Mongabay.co.id

Hutan Leuser yang Selalu di Hati Salman Panuri

Hutan Leuser pernah menjadi rumah saya, bertahun-tahun. Saya dan teman-teman pernah menjadikannya sebagai tempat menyelamatkan diri. Saya akan terus menjaga Leuser dan isinya, meski nyawa taruhannya.

Salman Panuri atau biasa dipanggil Ucil, mengungkapkan perasaannya itu April 2017 silam, di pinggir Sungai Alas, Desa Ketambe, Kecamatan Ketambe, Kabupaten Aceh Tenggara, Aceh. Waktu itu, dia masuk ke Stasiun Riset Ketambe yang berada di Taman Nasional Gunung Leuser untuk mendampingi teman-temannya mengikuti pelatihan Smart Patrol atau patroli pintar.

Lelaki yang lahir di Takengon, Kabupaten Aceh Tengah, Aceh, 1982 ini, memang sudah terbiasa menjelajah Leuser. Sebelum bergabung sebagai Ranger atau penjaga hutan di Forum Konservasi Leuser (FKL), Ucil merupakan salah satu komandan pasukan Gerakan Aceh Merdeka (GAM) di Kabupaten Aceh Tenggara. Di hutan, Ucil dan pasukannya sering berpindah tempat mulai dari Gayo Lues, Aceh Selatan, hingga beberapa kabupaten lain.

Setelah perjanjian damai antara Republik Indonesia dengan Gerakan Aceh Merdeka (GAM) ditandatangani di Helsinki, Finlandia pada 15 Agustus 2005, Ucil dan ribuan tentara GAM turun gunung. Berusaha hidup normal, sebagaimana masyarakat umumnya. Mereka bekerja apa saja. Ada yang menjadi politikus, pekerja LSM, pedagang, dan lainnya.

Namun, Ucil bersama beberapa mantan pasukannya memilih pekerjaan berbeda. Mereka tidak bisa meninggalkan Leuser begitu saja. Mereka memilih menjadi tim patroli, menjaga hutan Leuser agar tidak dirambah dan satwa-satwa yang dilindungi tetap aman.
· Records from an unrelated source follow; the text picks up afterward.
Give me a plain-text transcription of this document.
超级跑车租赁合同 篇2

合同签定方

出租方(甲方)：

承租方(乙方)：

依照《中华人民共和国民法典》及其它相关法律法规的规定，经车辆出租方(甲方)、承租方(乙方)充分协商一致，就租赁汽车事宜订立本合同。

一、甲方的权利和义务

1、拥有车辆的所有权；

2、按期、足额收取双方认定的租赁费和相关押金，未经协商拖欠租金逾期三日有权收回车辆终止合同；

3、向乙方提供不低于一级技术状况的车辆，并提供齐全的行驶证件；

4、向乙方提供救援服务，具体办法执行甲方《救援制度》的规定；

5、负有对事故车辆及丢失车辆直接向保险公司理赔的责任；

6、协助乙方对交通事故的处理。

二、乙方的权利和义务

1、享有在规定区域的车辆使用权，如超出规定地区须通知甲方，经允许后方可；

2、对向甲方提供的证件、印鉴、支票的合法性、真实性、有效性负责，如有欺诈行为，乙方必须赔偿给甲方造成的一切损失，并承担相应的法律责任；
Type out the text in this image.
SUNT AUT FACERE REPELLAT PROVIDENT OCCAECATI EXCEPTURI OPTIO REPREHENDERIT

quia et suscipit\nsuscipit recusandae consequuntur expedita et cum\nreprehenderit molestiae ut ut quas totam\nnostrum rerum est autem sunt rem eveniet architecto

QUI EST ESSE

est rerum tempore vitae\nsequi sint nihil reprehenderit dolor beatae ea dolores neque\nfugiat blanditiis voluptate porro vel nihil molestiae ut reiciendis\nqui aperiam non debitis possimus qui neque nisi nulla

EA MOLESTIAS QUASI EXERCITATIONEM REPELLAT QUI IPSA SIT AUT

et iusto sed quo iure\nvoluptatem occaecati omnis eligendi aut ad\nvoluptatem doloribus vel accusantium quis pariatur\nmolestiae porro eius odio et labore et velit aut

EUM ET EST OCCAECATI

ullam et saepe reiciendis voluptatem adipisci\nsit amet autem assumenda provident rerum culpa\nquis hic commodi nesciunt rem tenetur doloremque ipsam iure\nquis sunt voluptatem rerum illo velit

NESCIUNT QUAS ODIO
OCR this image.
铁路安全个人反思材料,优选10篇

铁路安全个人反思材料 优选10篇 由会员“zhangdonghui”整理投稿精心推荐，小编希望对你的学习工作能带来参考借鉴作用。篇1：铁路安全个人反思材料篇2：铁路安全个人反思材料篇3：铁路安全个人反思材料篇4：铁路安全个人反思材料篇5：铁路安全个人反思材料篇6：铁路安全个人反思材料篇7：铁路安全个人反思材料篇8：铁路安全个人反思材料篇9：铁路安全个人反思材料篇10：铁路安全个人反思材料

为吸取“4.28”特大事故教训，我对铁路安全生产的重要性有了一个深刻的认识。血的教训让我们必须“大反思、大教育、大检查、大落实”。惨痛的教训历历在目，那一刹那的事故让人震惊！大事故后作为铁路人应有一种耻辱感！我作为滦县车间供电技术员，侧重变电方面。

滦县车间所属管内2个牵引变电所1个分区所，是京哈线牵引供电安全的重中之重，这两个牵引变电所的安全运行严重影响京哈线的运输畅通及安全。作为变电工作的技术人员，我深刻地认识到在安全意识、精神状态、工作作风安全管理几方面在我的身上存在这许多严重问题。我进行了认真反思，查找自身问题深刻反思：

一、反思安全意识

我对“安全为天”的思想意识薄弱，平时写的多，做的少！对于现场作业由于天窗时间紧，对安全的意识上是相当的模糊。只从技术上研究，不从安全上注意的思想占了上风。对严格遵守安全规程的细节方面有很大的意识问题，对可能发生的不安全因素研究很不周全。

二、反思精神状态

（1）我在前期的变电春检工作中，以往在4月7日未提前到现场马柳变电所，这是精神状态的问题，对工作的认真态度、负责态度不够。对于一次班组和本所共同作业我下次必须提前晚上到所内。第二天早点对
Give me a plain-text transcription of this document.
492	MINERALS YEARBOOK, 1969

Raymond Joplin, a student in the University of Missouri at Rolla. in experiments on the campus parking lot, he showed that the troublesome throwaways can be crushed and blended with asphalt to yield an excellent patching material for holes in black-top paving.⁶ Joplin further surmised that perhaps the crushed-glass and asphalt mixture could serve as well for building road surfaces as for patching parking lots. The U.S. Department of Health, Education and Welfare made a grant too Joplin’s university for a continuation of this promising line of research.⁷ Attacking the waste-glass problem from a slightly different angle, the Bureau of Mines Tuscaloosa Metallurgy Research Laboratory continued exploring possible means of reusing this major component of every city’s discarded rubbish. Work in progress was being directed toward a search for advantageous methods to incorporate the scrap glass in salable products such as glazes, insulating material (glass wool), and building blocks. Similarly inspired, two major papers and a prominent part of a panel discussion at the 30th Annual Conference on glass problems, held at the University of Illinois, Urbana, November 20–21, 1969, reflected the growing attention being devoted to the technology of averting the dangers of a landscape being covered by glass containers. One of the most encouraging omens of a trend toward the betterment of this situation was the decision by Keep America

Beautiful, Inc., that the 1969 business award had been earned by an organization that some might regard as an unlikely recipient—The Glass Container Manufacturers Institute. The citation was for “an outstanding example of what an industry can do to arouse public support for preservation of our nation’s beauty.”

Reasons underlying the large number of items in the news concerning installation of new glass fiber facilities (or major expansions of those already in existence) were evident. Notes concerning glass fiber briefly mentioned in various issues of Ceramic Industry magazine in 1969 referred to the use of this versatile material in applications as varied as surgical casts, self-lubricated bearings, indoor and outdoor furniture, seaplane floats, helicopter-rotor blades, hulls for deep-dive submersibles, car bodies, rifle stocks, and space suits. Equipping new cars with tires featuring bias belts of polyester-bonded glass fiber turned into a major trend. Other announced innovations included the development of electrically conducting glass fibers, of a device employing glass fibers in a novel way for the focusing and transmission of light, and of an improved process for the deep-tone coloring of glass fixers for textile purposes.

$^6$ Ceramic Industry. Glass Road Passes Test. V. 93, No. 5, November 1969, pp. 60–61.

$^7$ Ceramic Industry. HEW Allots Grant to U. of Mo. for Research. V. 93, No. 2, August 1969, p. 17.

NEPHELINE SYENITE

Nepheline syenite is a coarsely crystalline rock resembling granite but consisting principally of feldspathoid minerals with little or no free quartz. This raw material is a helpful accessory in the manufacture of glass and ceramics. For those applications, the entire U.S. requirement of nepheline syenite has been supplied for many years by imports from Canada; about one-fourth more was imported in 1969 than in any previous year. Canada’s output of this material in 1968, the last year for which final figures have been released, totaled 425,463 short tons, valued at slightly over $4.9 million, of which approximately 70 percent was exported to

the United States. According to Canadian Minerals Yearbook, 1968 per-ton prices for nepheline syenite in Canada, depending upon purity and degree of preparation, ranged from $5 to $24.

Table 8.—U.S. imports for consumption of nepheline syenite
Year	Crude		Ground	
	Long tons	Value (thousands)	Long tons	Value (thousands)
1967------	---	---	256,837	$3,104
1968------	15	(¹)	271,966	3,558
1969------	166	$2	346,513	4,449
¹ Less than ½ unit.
“Setelah perjanjian damai, saya bergabung menjadi Ranger. Saya memilih berpatroli menjaga Leuser dan membersihkan jerat satwa yang dipasang pemburu,” ujar ayah tiga anak itu.

Baca: Ranger, Ujung Tombak Penyelamat Hutan dan Satwa Liar di Leuser

 

Salman Panuri atau Ucil dalam kenangan. Foto: Junaidi Hanafiah/Mongabay Indonesia

 

Saban bulan, Ucil yang tingal di Desa Kutabatu, Kecamatan Lawe Alas, Kabupaten Aceh Tenggara, bersama tim Ranger berpatroli. Dia bersama rekannya juga mencatat semua kegiatan ilegal yang didapat, untuk kemudian diserahkan ke penegak hukum atau lembaga terkait.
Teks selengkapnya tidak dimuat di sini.